Para ele, a ascensão do consumidor consumista é a queda do cidadão. Quanto mais habilidoso é o consumista, mais inepto é o cidadão. Seria como substituir a cura da moléstia pela luta contra os sintomas- não podemos encontrar nas lojas um remédio para as causas dos problemas, apenas a receita de como acalmá-los. De uma forma semelhante, é o que pensa a psicanálise. Ele não trata os sintomas, mas a causa deles para que o paciente resgate a sua subjetividade, a sua originalidade ou, nas palavras de Bauman, seu orgulho de cidadão. D-15

        

         Creio ser esta uma maneira menos radical e mais realista de abordar o tema proposto por Frei Betto e por parte da mídia.

 

          Se o consumo vem ao encontro de um desejo, atende uma reação natural do individuo, presente desde sempre na civilização.
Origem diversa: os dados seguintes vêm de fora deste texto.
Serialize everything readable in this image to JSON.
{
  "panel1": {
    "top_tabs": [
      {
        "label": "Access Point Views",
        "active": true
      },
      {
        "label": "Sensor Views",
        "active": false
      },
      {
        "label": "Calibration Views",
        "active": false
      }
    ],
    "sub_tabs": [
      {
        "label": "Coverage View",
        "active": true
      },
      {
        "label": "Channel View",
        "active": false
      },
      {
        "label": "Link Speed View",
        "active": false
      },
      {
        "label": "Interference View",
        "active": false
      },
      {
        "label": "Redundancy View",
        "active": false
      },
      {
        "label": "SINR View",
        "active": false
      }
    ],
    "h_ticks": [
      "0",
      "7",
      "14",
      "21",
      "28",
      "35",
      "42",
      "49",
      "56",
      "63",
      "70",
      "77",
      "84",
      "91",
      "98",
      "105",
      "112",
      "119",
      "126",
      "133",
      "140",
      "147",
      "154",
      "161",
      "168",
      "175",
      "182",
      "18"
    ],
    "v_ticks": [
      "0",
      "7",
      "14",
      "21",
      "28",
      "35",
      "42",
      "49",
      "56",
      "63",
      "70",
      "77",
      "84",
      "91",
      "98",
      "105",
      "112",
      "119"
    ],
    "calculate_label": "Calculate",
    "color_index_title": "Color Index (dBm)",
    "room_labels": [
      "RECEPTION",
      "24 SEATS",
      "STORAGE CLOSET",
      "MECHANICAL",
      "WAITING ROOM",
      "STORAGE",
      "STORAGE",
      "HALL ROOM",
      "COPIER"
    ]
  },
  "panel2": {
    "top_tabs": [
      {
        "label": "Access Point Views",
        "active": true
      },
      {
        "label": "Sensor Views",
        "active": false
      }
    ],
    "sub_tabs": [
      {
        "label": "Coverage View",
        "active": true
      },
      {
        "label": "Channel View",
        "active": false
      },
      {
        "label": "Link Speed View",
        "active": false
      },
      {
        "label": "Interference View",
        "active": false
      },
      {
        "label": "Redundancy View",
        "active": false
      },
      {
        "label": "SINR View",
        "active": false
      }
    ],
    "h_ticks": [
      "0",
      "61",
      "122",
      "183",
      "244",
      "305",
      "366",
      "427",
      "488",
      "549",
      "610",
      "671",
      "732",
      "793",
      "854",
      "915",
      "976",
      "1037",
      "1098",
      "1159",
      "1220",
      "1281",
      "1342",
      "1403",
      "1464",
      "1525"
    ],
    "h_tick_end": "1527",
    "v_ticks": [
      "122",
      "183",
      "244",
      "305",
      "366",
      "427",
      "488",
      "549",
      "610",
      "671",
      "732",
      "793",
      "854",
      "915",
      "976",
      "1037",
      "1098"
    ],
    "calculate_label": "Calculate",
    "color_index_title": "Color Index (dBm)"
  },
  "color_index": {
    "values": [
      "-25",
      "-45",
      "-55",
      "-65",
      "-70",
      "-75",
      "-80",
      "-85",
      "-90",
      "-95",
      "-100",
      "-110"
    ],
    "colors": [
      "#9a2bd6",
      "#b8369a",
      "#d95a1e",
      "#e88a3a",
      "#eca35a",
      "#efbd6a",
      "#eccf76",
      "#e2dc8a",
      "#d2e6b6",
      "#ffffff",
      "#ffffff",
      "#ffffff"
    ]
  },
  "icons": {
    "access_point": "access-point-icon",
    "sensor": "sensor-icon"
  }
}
Se for uma forma de vida é preciso conhecer qual o nível do funcionamento mental do consumista.  Caso corresponda a um anseio de preencher a falta de uma figura significativa em sua vida, uma forma de escapismo fundamentada na ilusão para evitar a realidade, talvez pudesse ser pensada como uma nova religião. Mas, se a busca por produtos serve para aliviar uma tensão insuportável de natureza biológica, estamos diante de uma drogadição passível de um tratamento psiquiátrico e/ou psicanalítico, não de uma religião. D-16

 

            Os psicanalistas, para entenderem a maneira como as pessoas vivem, rezam e consomem, precisam se inserir na cultura de um povo para apreender seu  sistema silencioso de códigos – os Códigos Culturais –como denominou Clotairre Rapaille” em seu notável livro “ O Código Cultural” já na terceira edição no Brasil. Ao decifrar  este código oculto, sugere o antropólogo, que também já praticou a psicanálise, alcançamos uma nova maneira de saber o motivo de fazermos o que fazemos e  entendemos porque  as pessoas são diferentes.

 

 Penso que o problema do consumo como adição está vinculado a falhas na primitiva relação mãe bebê, na qual não ocorreram certas marcas na “cera socrática” da mente. Resta então um vazio que não pode ser preenchido e que é diferente da depressão consequente a uma perda. Creio que naqueles casos, fica difícil encontrar um código para ser decifrado, pois o trabalho desenvolvido por Rapaille é baseado em experiências sensoriais infantis que deixaram marcas e se organizaram em um código cultural. D-17. Já a adição é uma patologia sem memória, sem rastros daí a busca desesperada por um remédio, por marcas que prometem a ilusão de uma subjetividade ausente. As marcas dizem o que eu sou sem que eu saiba quem eu sou.